About Tenuta di Castellaro
Located on the island of Lipari off the northern coast of Sicily, the Tenuta di Castellaro estate and winery was founded in 2008 with the goal of relaunching the winemaking traditions of these volcanic lands that had been left untended for hundreds of years. Time has preserved this unique island landscape with extreme care, and Tenuta di Castellaro safeguards vast agricultural and natural areas which surround its vines with a radical environmentally-sustainable commitment in both its viticultural and winemaking practices to enhance the beauty of their site.
Owner Massimo Lentsch fell in love with the Aeolian islands a long time ago and dreamt of making wine there. He met oenologist Salvo Foti and tasked him and the I Vigneri consortium of Etna with reintroducing ancient Sicilian traditions on his property. Restarting production was a complex task that began with an in-depth analysis of the terroirs and the massale and clonal selection of the native vines on the seven islands of the Aeolian archipelago. The recovery of abandoned soil and the careful selection of the healthiest and oldest native vines of the Aeolian Islands was a huge undertaking, but one that reflected the commitment to preserving tradition. The vineyards are exclusively cultivated using the traditional Etna alberello (“little tree”) training system, each vine individually staked at extremely high densities – a system introduced in Sicily by the Greeks over 2,000 years ago. Mechanized processes are excluded, and the system is highly suitable for the certified organic cultivation of the vine.
The estate’s vineyards are located in two particularly suitable areas on the island of Lipari covering 35 acres, as well as a 1.8-hectare vineyard on the slopes of nearby Mount Etna. The two main island vineyards sit in different districts on Lipari.
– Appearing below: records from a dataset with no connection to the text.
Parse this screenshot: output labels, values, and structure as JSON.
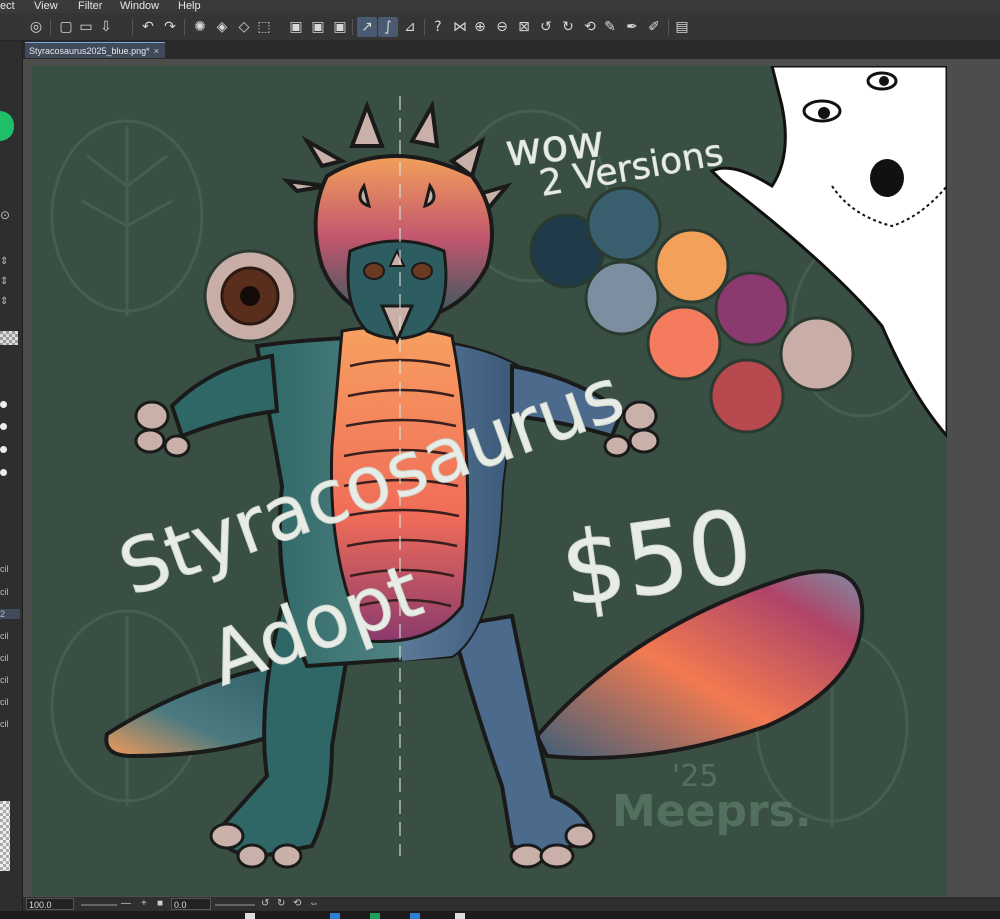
{
  "menu": {
    "items": [
      "ect",
      "View",
      "Filter",
      "Window",
      "Help"
    ]
  },
  "toolbar": {
    "icons": [
      "app-logo-icon",
      "new-file-icon",
      "open-folder-icon",
      "save-icon",
      "undo-icon",
      "redo-icon",
      "spinner-icon",
      "fill-icon",
      "transform-icon",
      "select-icon",
      "lasso-icon",
      "ruler-icon",
      "snap-icon",
      "symmetry-icon",
      "zoom-in-icon",
      "zoom-out-icon",
      "fit-icon",
      "rotate-left-icon",
      "rotate-right-icon",
      "reset-rotation-icon",
      "eyedropper-icon",
      "pen-icon",
      "marker-icon",
      "panel-icon"
    ]
  },
  "document": {
    "tab_label": "Styracosaurus2025_blue.png*",
    "close_glyph": "×"
  },
  "artwork": {
    "title_line1": "Styracosaurus",
    "title_line2": "Adopt",
    "price": "$50",
    "wow": "wow",
    "versions": "2 Versions",
    "signature_year": "'25",
    "signature_name": "Meeprs.",
    "swatches": [
      "#1f3b4a",
      "#3a5f6e",
      "#7b8fa0",
      "#f2a05a",
      "#f47b5e",
      "#8a3a6e",
      "#b8494f",
      "#c8aea6"
    ],
    "eye_color": "#5a2e1c"
  },
  "status": {
    "zoom": "100.0",
    "rotation": "0.0",
    "minus_glyph": "—",
    "plus_glyph": "+"
  },
  "left_panel": {
    "labels": [
      "cil",
      "cil",
      "2",
      "cil",
      "cil",
      "cil",
      "cil",
      "cil"
    ]
  }
}
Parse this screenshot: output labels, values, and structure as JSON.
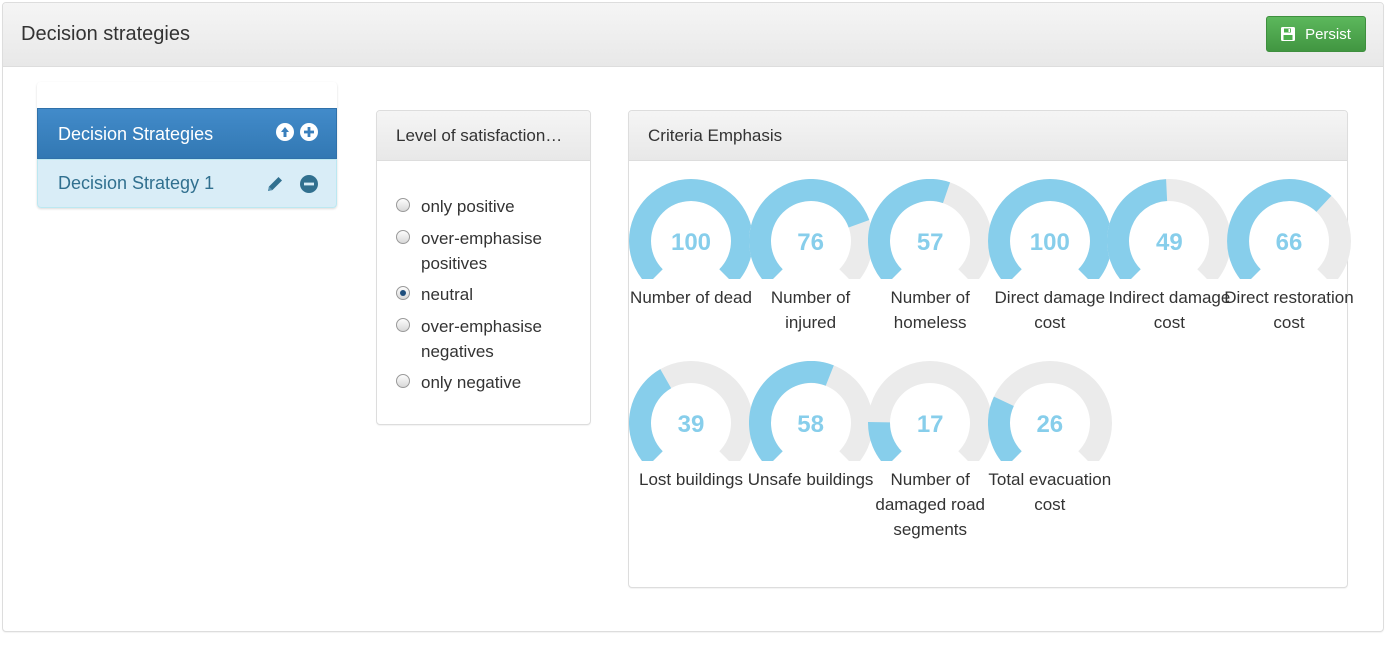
{
  "header": {
    "title": "Decision strategies",
    "persist_label": "Persist"
  },
  "strategies": {
    "header_label": "Decision Strategies",
    "items": [
      {
        "label": "Decision Strategy 1"
      }
    ]
  },
  "satisfaction": {
    "title": "Level of satisfaction…",
    "options": [
      {
        "label": "only positive",
        "checked": false
      },
      {
        "label": "over-emphasise positives",
        "checked": false
      },
      {
        "label": "neutral",
        "checked": true
      },
      {
        "label": "over-emphasise negatives",
        "checked": false
      },
      {
        "label": "only negative",
        "checked": false
      }
    ]
  },
  "criteria": {
    "title": "Criteria Emphasis",
    "gauge_color": "#87ceeb",
    "track_color": "#ebebeb",
    "items": [
      {
        "value": 100,
        "label": "Number of dead"
      },
      {
        "value": 76,
        "label": "Number of injured"
      },
      {
        "value": 57,
        "label": "Number of homeless"
      },
      {
        "value": 100,
        "label": "Direct damage cost"
      },
      {
        "value": 49,
        "label": "Indirect damage cost"
      },
      {
        "value": 66,
        "label": "Direct restoration cost"
      },
      {
        "value": 39,
        "label": "Lost buildings"
      },
      {
        "value": 58,
        "label": "Unsafe buildings"
      },
      {
        "value": 17,
        "label": "Number of damaged road segments"
      },
      {
        "value": 26,
        "label": "Total evacuation cost"
      }
    ]
  },
  "colors": {
    "primary": "#428bca",
    "success": "#5cb85c",
    "info_bg": "#d9edf7",
    "info_text": "#31708f"
  },
  "icons": {
    "persist": "floppy-disk-icon",
    "move_up": "circle-arrow-up-icon",
    "add": "plus-circle-icon",
    "edit": "pencil-icon",
    "remove": "minus-circle-icon"
  }
}
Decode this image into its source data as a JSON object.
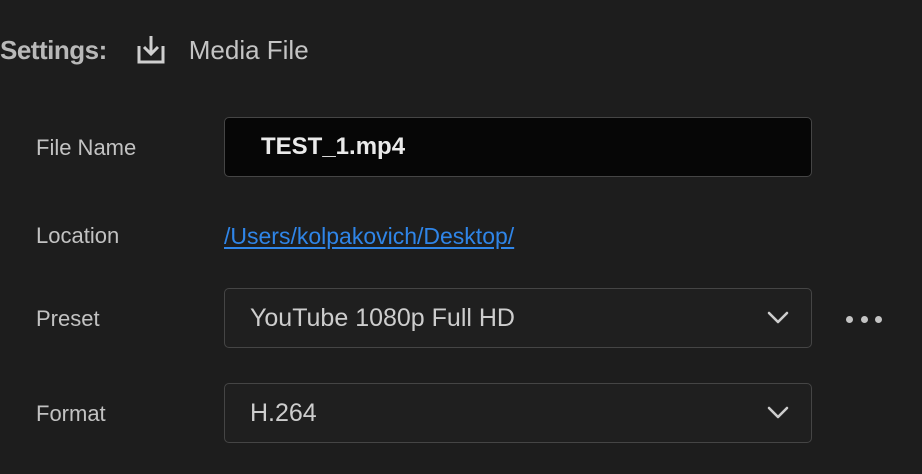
{
  "header": {
    "label": "Settings:",
    "icon": "download-tray-icon",
    "title": "Media File"
  },
  "fields": {
    "file_name": {
      "label": "File Name",
      "value": "TEST_1.mp4"
    },
    "location": {
      "label": "Location",
      "value": "/Users/kolpakovich/Desktop/"
    },
    "preset": {
      "label": "Preset",
      "value": "YouTube 1080p Full HD",
      "more_icon": "more-horizontal-icon"
    },
    "format": {
      "label": "Format",
      "value": "H.264"
    }
  },
  "colors": {
    "background": "#1d1d1d",
    "link": "#2f85e8",
    "input_background": "#060606",
    "border": "#454545"
  }
}
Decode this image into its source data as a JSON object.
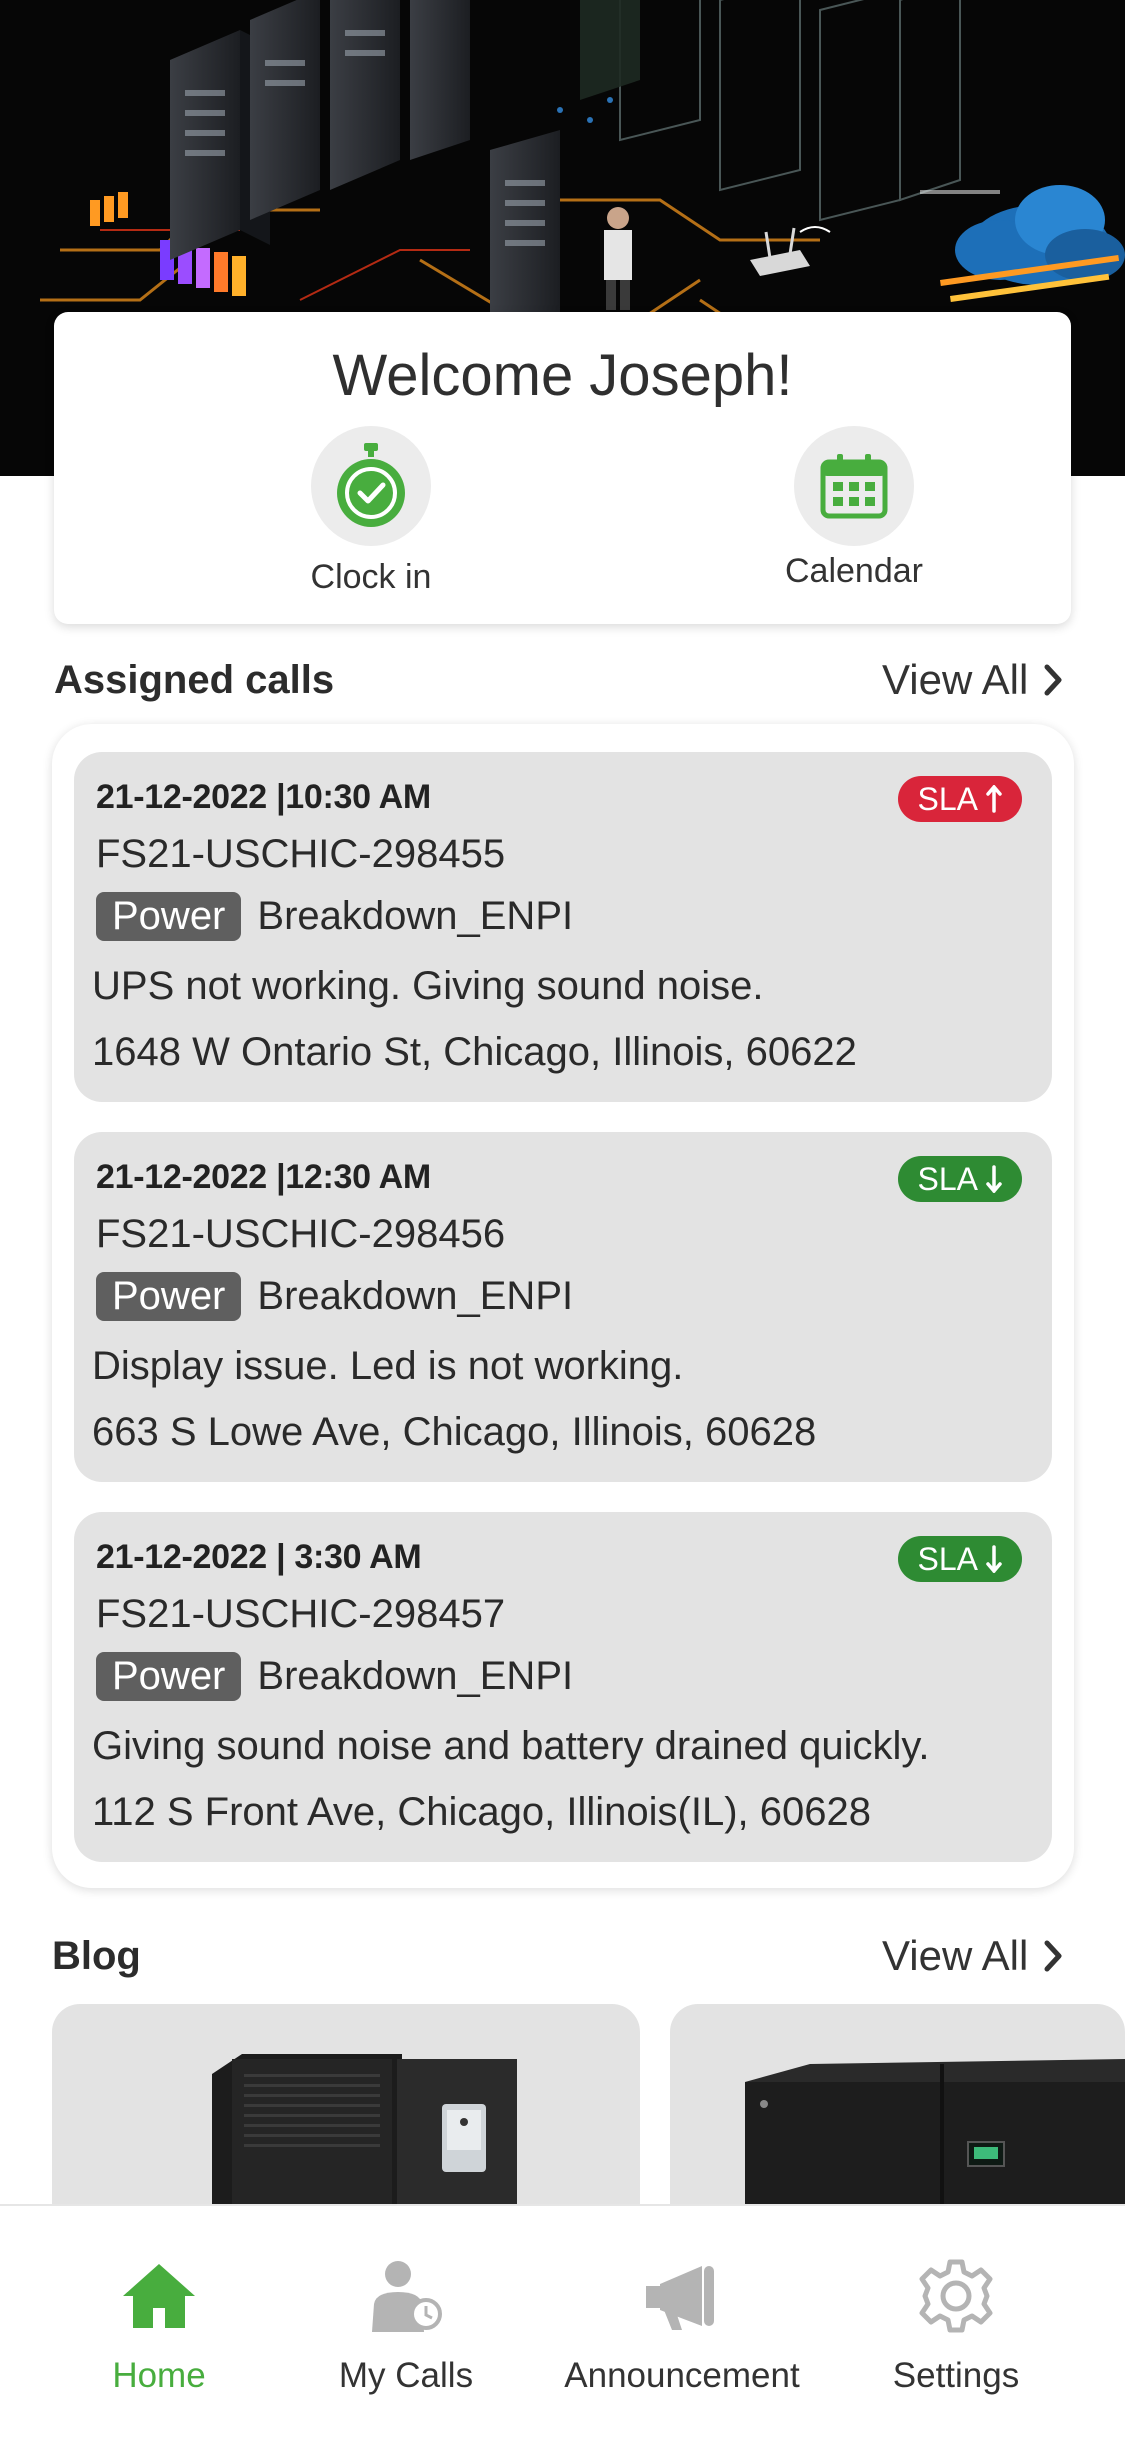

In Castellaro, a contrada at 1,150 feet above sea level, the vineyards facing north-west have an incredible view of the islands of Salina, Alicudi, and Filicudi. On the other end of the island is Cappero, a panoramic vineyard looking out toward Vulcano located on steep terraces directly overhanging the sea that boasts the ideal microclimate for producing Malvasia delle Lipari DOC. On the slopes of Mt. Etna, they work in the contrada Feudo di Mezzo at 2,100 feet above sea level, a site prized for its power. All the sites are subjected to strong winds and wide temperature differences between the day and the night.
The cellar fuses tradition and innovation. While the constructions have complete respect for the land and local traditions, modern technology is used to create a carbon-neutral facility that is minimally invasive to the landscape. The bioenergy cellar, completely underground and vernacular in style, is a tribute to technology that serves nature: powered by a wind tower, it exploits the presence of prevailing winds to cool the rooms in a natural way. The vinification process is very non-interventionist; the entire process takes place via gravity without the use of pumps in the various racking phases with the aim of modifying the juice as little as possible.
Castellaro’s wines focus on organically-grown varieties native to the islands, particularly Corinto Nero and Malvasia delle Lipari. The white wines – Bianco di Pomice (Malvasia delle Lipari 60%, Carricante 40%) and Bianco Porticello (Carricante 60%, Moscato Bianco 40%) – exhibit extraordinary balance and freshness, while the reds – Nero Ossidiana (Corinto Nero 70%, Nero d’Avola 30%), Corinto (100% Corinto Nero), and L’Ottava Isola (Nerello Mascalese 80%, Nerello Cappuccio 20%) – demonstrate the power of lavic soils. These high-quality wines are unique, providing sensory experiences that tell the story of where they come from: a place of sun, stone, wine, land, and sea.